April 20, 2026|Franchise Frontlines
April 20, 2026 | National Labor Relations Board, Division of Judges | Administrative Law Judge Decision
Executive Summary
In a detailed administrative decision, an NLRB Administrative Law Judge found that affiliated healthcare entities violated Sections 8(a)(1) and (5) of the National Labor Relations Act by unilaterally terminating ten bargaining-unit physicians during first contract negotiations without providing notice or an opportunity to bargain. The Respondents argued that the terminations were part of a broader strategic shift toward managed care and fell within managerial prerogatives. The General Counsel and the union contended that the terminations and related subcontracting decisions were mandatory subjects of bargaining.
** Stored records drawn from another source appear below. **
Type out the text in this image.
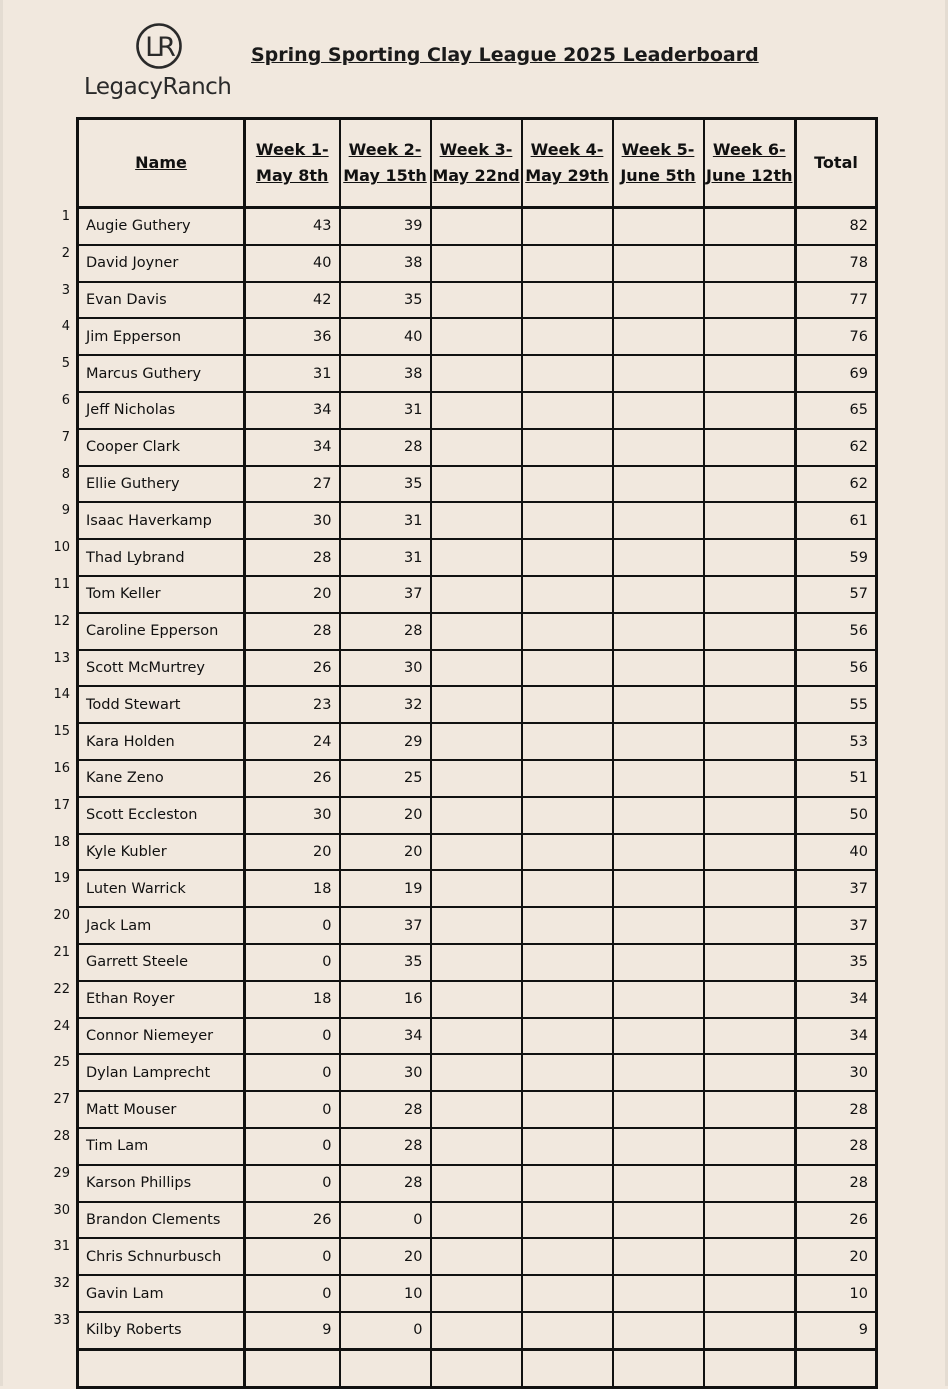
LR
LegacyRanch
Spring Sporting Clay League 2025 Leaderboard
1
2
3
4
5
6
7
8
9
10
11
12
13
14
15
16
17
18
19
20
21
22
24
25
27
28
29
30
31
32
33
Name	Week 1- May 8th	Week 2- May 15th	Week 3- May 22nd	Week 4- May 29th	Week 5- June 5th	Week 6- June 12th	Total
Augie Guthery	43	39					82
David Joyner	40	38					78
Evan Davis	42	35					77
Jim Epperson	36	40					76
Marcus Guthery	31	38					69
Jeff Nicholas	34	31					65
Cooper Clark	34	28					62
Ellie Guthery	27	35					62
Isaac Haverkamp	30	31					61
Thad Lybrand	28	31					59
Tom Keller	20	37					57
Caroline Epperson	28	28					56
Scott McMurtrey	26	30					56
Todd Stewart	23	32					55
Kara Holden	24	29					53
Kane Zeno	26	25					51
Scott Eccleston	30	20					50
Kyle Kubler	20	20					40
Luten Warrick	18	19					37
Jack Lam	0	37					37
Garrett Steele	0	35					35
Ethan Royer	18	16					34
Connor Niemeyer	0	34					34
Dylan Lamprecht	0	30					30
Matt Mouser	0	28					28
Tim Lam	0	28					28
Karson Phillips	0	28					28
Brandon Clements	26	0					26
Chris Schnurbusch	0	20					20
Gavin Lam	0	10					10
Kilby Roberts	9	0					9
The ALJ agreed with the General Counsel, holding that the Respondents implemented a fait accompli in violation of the Act and further violated the Act by withdrawing recognition of the union without objective evidence of loss of majority support.
Relevant Background
The Respondents operated a network of healthcare entities providing physician services across multiple hospitals in Southern California, within a broader corporate structure associated with Optum and UnitedHealth Group. Following a union election, approximately 45 hospitalist physicians were certified as a bargaining unit, and the parties began preparing to negotiate a first collective bargaining agreement.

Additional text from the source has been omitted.